Falco and I agree, however, that drug abuse problems are best addressed by public-health approaches that emphasize early intervention and access to treatment. It’s a shame that zero-tolerance policies and drug-free ideologies so often stand in the way of embracing evidence-based interventions that have proven successful elsewhere.
Paul Rexton Kan is right that a black market for drugs will always exist in some form. But that trade would be far less destructive if the market for drugs were legally regulated rather than kept in the hands of criminals.
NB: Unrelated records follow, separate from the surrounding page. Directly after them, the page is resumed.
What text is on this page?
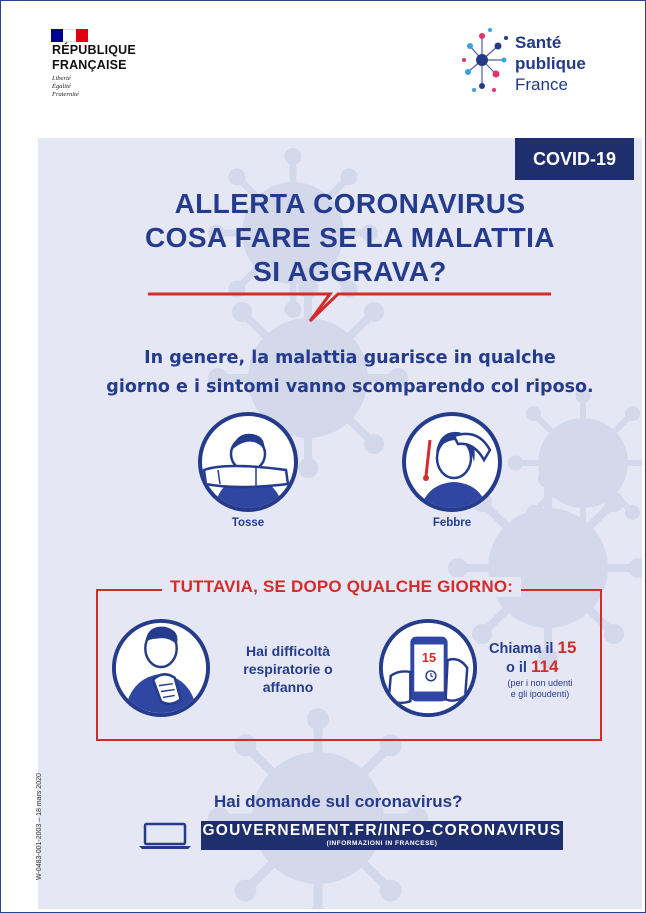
RÉPUBLIQUE
FRANÇAISE
Liberté
Égalité
Fraternité
Santé
publique
France
COVID-19
ALLERTA CORONAVIRUS
COSA FARE SE LA MALATTIA
SI AGGRAVA?
In genere, la malattia guarisce in qualche
giorno e i sintomi vanno scomparendo col riposo.
Tosse	Febbre
TUTTAVIA, SE DOPO QUALCHE GIORNO:
Hai difficoltà
respiratorie o
affanno
15
Chiama il 15
o il 114
(per i non udenti
e gli ipoudenti)
W-0483-001-2003 – 18 mars 2020	Hai domande sul coronavirus?
GOUVERNEMENT.FR/INFO-CORONAVIRUS
(INFORMAZIONI IN FRANCESE)
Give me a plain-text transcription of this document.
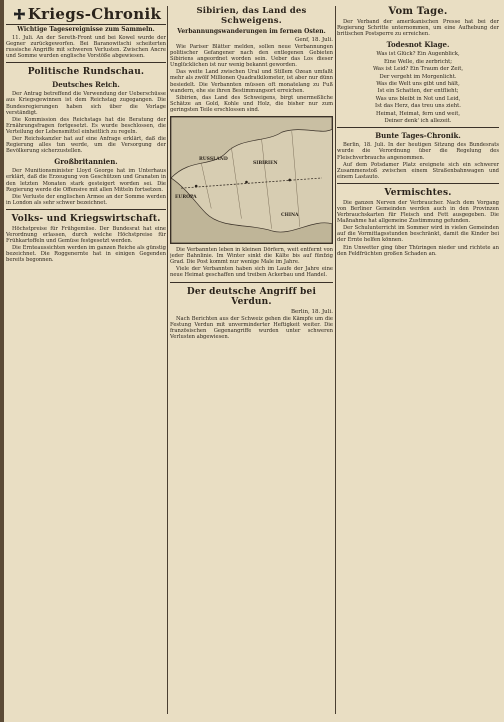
Kriegs-Chronik
Wichtige Tagesereignisse zum Sammeln.

11. Juli. An der Sereth-Front und bei Kowel wurde der Gegner zurückgeworfen. Bei Baranowitschi scheiterten russische Angriffe mit schweren Verlusten. Zwischen Ancre und Somme wurden englische Vorstöße abgewiesen.

Politische Rundschau.
Deutsches Reich.

Der Antrag betreffend die Verwendung der Ueberschüsse aus Kriegsgewinnen ist dem Reichstag zugegangen. Die Bundesregierungen haben sich über die Vorlage verständigt.

Die Kommission des Reichstags hat die Beratung der Ernährungsfragen fortgesetzt. Es wurde beschlossen, die Verteilung der Lebensmittel einheitlich zu regeln.

Der Reichskanzler hat auf eine Anfrage erklärt, daß die Regierung alles tun werde, um die Versorgung der Bevölkerung sicherzustellen.

Großbritannien.

Der Munitionsminister Lloyd George hat im Unterhaus erklärt, daß die Erzeugung von Geschützen und Granaten in den letzten Monaten stark gesteigert worden sei. Die Regierung werde die Offensive mit allen Mitteln fortsetzen.

Die Verluste der englischen Armee an der Somme werden in London als sehr schwer bezeichnet.

Volks- und Kriegswirtschaft.

Höchstpreise für Frühgemüse. Der Bundesrat hat eine Verordnung erlassen, durch welche Höchstpreise für Frühkartoffeln und Gemüse festgesetzt werden.

Die Ernteaussichten werden im ganzen Reiche als günstig bezeichnet. Die Roggenernte hat in einigen Gegenden bereits begonnen.

Sibirien, das Land des Schweigens.
Verbannungswanderungen im fernen Osten.
Genf, 18. Juli.

Wie Pariser Blätter melden, sollen neue Verbannungen politischer Gefangener nach den entlegenen Gebieten Sibiriens angeordnet worden sein. Ueber das Los dieser Unglücklichen ist nur wenig bekannt geworden.

Das weite Land zwischen Ural und Stillem Ozean umfaßt mehr als zwölf Millionen Quadratkilometer, ist aber nur dünn besiedelt. Die Verbannten müssen oft monatelang zu Fuß wandern, ehe sie ihren Bestimmungsort erreichen.

Sibirien, das Land des Schweigens, birgt unermeßliche Schätze an Gold, Kohle und Holz, die bisher nur zum geringsten Teile erschlossen sind.

EUROPA
RUSSLAND
SIBIRIEN
CHINA

Die Verbannten leben in kleinen Dörfern, weit entfernt von jeder Bahnlinie. Im Winter sinkt die Kälte bis auf fünfzig Grad. Die Post kommt nur wenige Male im Jahre.

Viele der Verbannten haben sich im Laufe der Jahre eine neue Heimat geschaffen und treiben Ackerbau und Handel.

Der deutsche Angriff bei Verdun.
Berlin, 18. Juli.

Nach Berichten aus der Schweiz gehen die Kämpfe um die Festung Verdun mit unverminderter Heftigkeit weiter. Die französischen Gegenangriffe wurden unter schweren Verlusten abgewiesen.

Vom Tage.

Der Verband der amerikanischen Presse hat bei der Regierung Schritte unternommen, um eine Aufhebung der britischen Postsperre zu erreichen.

Todesnot Klage.
Was ist Glück? Ein Augenblick,
Eine Welle, die zerbricht;
Was ist Leid? Ein Traum der Zeit,
Der vergeht im Morgenlicht.
Was die Welt uns gibt und hält,
Ist ein Schatten, der entflieht;
Was uns bleibt in Not und Leid,
Ist das Herz, das treu uns zieht.
Heimat, Heimat, fern und weit,
Deiner denk' ich allezeit.
Bunte Tages-Chronik.

Berlin, 18. Juli. In der heutigen Sitzung des Bundesrats wurde die Verordnung über die Regelung des Fleischverbrauchs angenommen.

Auf dem Potsdamer Platz ereignete sich ein schwerer Zusammenstoß zwischen einem Straßenbahnwagen und einem Lastauto.

Vermischtes.

Die ganzen Nerven der Verbraucher. Nach dem Vorgang von Berliner Gemeinden werden auch in den Provinzen Verbrauchskarten für Fleisch und Fett ausgegeben. Die Maßnahme hat allgemeine Zustimmung gefunden.

Der Schulunterricht im Sommer wird in vielen Gemeinden auf die Vormittagsstunden beschränkt, damit die Kinder bei der Ernte helfen können.

Ein Unwetter ging über Thüringen nieder und richtete an den Feldfrüchten großen Schaden an.
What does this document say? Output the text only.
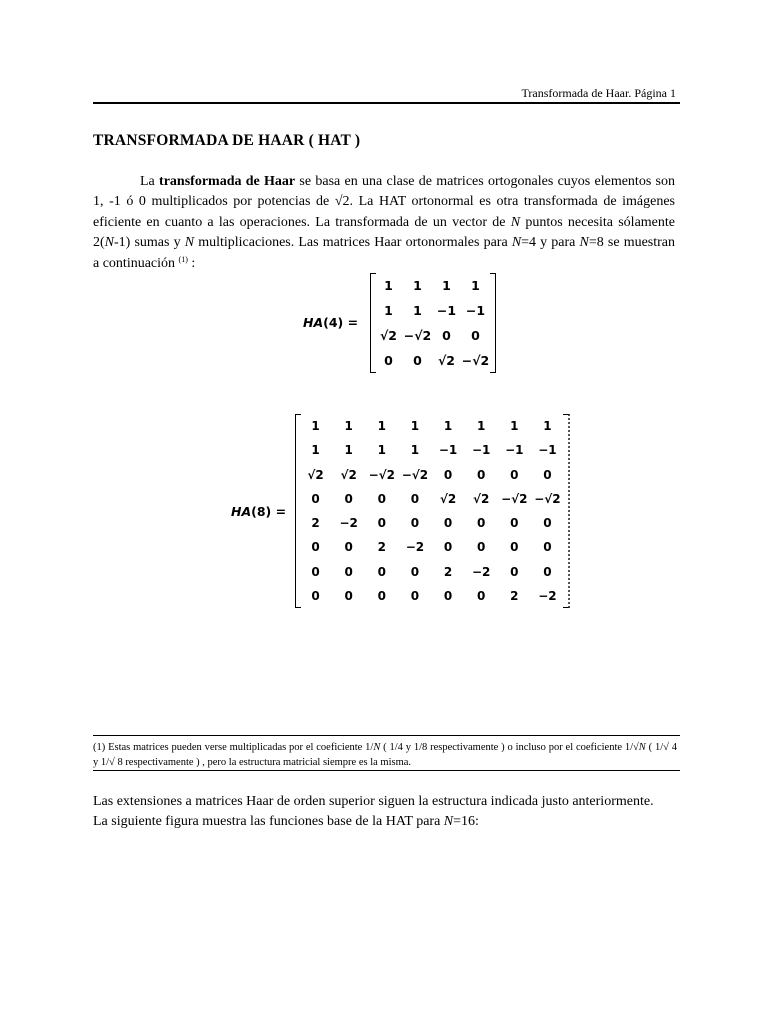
Transformada de Haar. Página 1
TRANSFORMADA DE HAAR ( HAT )

La transformada de Haar se basa en una clase de matrices ortogonales cuyos elementos son 1, -1 ó 0 multiplicados por potencias de √2. La HAT ortonormal es otra transformada de imágenes eficiente en cuanto a las operaciones. La transformada de un vector de N puntos necesita sólamente 2(N-1) sumas y N multiplicaciones. Las matrices Haar ortonormales para N=4 y para N=8 se muestran a continuación $^{(1)}$ :

HA(4) =
1 1 1 1
1 1 −1 −1
√2 −√2 0 0
0 0 √2 −√2
HA(8) =
1 1 1 1 1 1 1 1
1 1 1 1 −1 −1 −1 −1
√2 √2 −√2 −√2 0 0 0 0
0 0 0 0 √2 √2 −√2 −√2
2 −2 0 0 0 0 0 0
0 0 2 −2 0 0 0 0
0 0 0 0 2 −2 0 0
0 0 0 0 0 0 2 −2

(1) Estas matrices pueden verse multiplicadas por el coeficiente 1/N ( 1/4 y 1/8 respectivamente ) o incluso por el coeficiente 1/√N ( 1/√ 4 y 1/√ 8 respectivamente ) , pero la estructura matricial siempre es la misma.

Las extensiones a matrices Haar de orden superior siguen la estructura indicada justo anteriormente.

La siguiente figura muestra las funciones base de la HAT para N=16:
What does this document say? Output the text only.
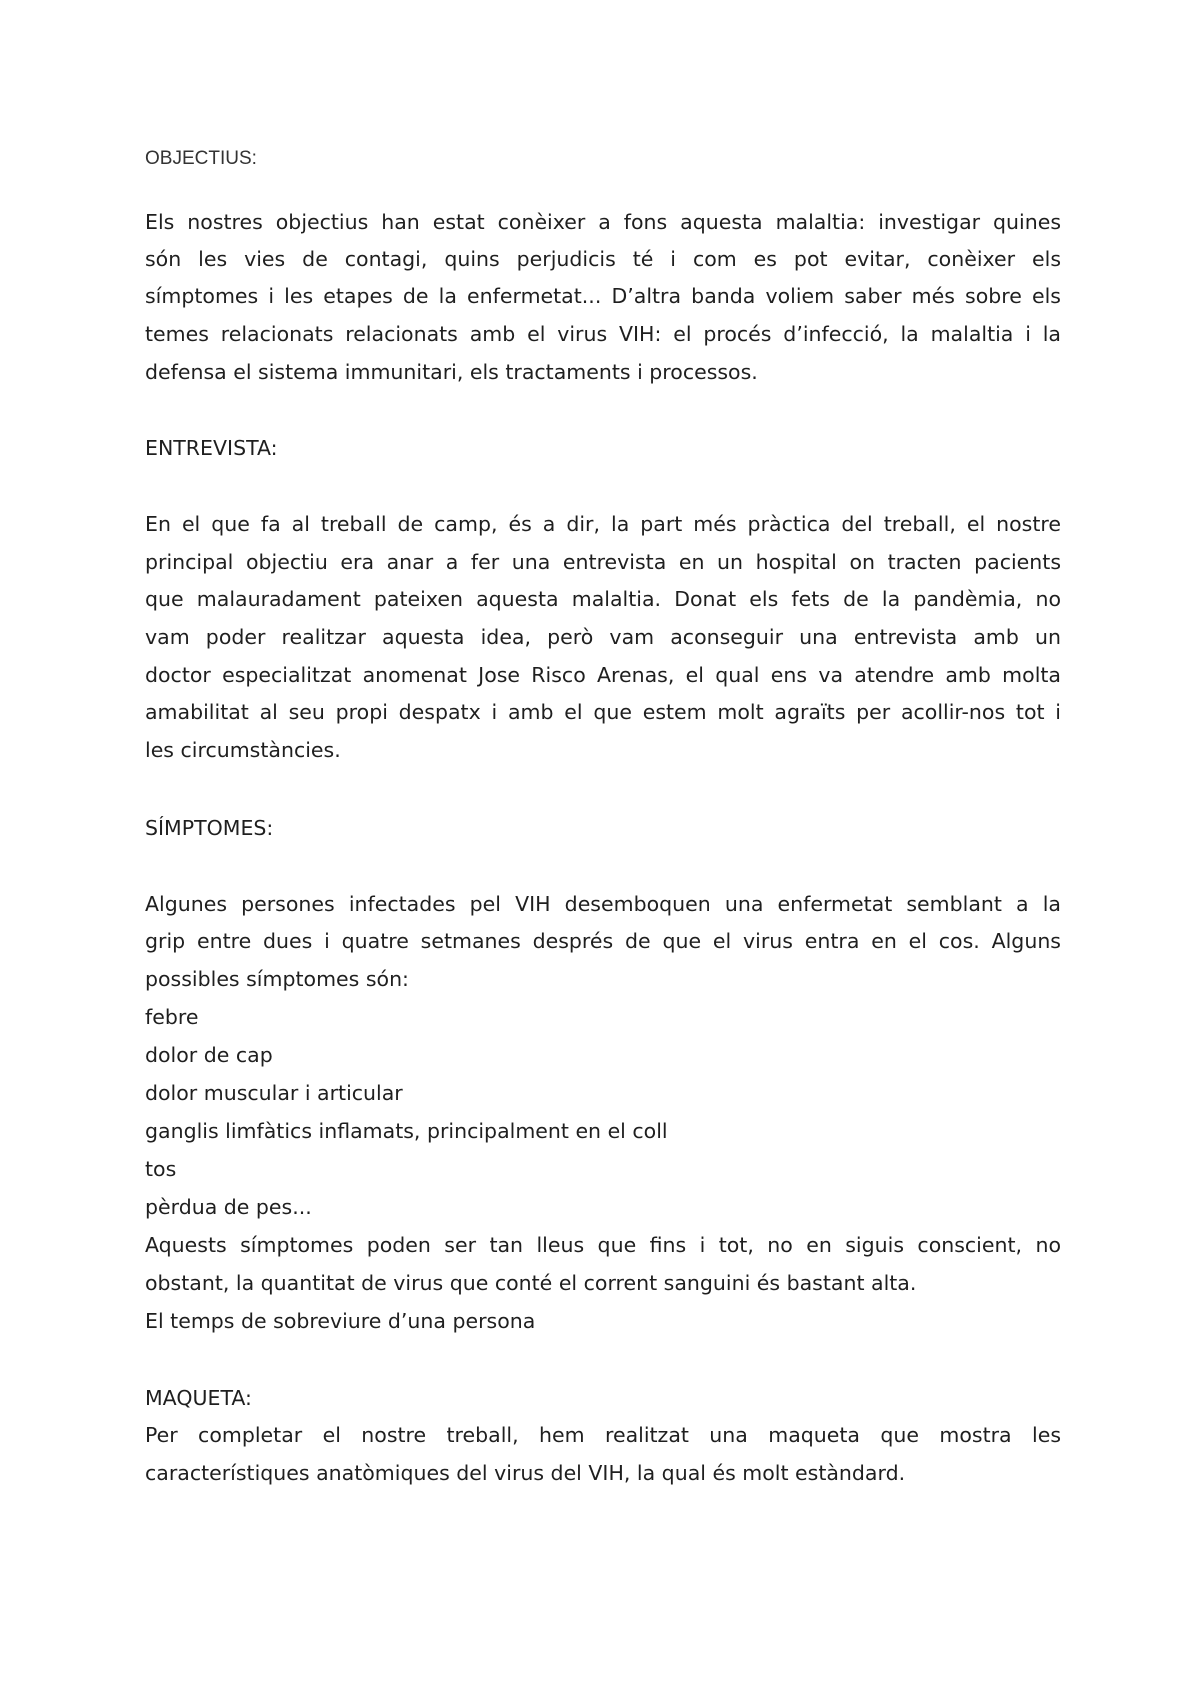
OBJECTIUS:

Els nostres objectius han estat conèixer a fons aquesta malaltia: investigar quines

són les vies de contagi, quins perjudicis té i com es pot evitar, conèixer els

símptomes i les etapes de la enfermetat... D’altra banda voliem saber més sobre els

temes relacionats relacionats amb el virus VIH: el procés d’infecció, la malaltia i la

defensa el sistema immunitari, els tractaments i processos.

ENTREVISTA:

En el que fa al treball de camp, és a dir, la part més pràctica del treball, el nostre

principal objectiu era anar a fer una entrevista en un hospital on tracten pacients

que malauradament pateixen aquesta malaltia. Donat els fets de la pandèmia, no

vam poder realitzar aquesta idea, però vam aconseguir una entrevista amb un

doctor especialitzat anomenat Jose Risco Arenas, el qual ens va atendre amb molta

amabilitat al seu propi despatx i amb el que estem molt agraïts per acollir-nos tot i

les circumstàncies.

SÍMPTOMES:

Algunes persones infectades pel VIH desemboquen una enfermetat semblant a la

grip entre dues i quatre setmanes després de que el virus entra en el cos. Alguns

possibles símptomes són:

febre

dolor de cap

dolor muscular i articular

ganglis limfàtics inflamats, principalment en el coll

tos

pèrdua de pes...

Aquests símptomes poden ser tan lleus que fins i tot, no en siguis conscient, no

obstant, la quantitat de virus que conté el corrent sanguini és bastant alta.

El temps de sobreviure d’una persona

MAQUETA:

Per completar el nostre treball, hem realitzat una maqueta que mostra les

característiques anatòmiques del virus del VIH, la qual és molt estàndard.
Kan’s facile caricatures of a post-prohibition world are a poor excuse for refusing to think seriously about how best to reverse the extraordinary costs and harms of persisting with punitive prohibitionist policies.
Robert MacCoun and Peter Reuter note that "legalization might be a good policy option," but we must be wary of its potential impact on drug use and dependence rates, which cannot be reliably predicted. Their well-considered comment gets it just right.
I do not argue that legalization is the answer to the drug problem, but rather that it is the question that needs to be amply and honestly considered. The global drug prohibition regime has become the devil we know — its harms and failings tolerated and ignored beyond all reason. It demands critical assessment, but too often it is insulated by the power of vested interests, by simple inertia, and by dogmatic rejection of legalization as a sort of secular heresy. It’s time to open the debate.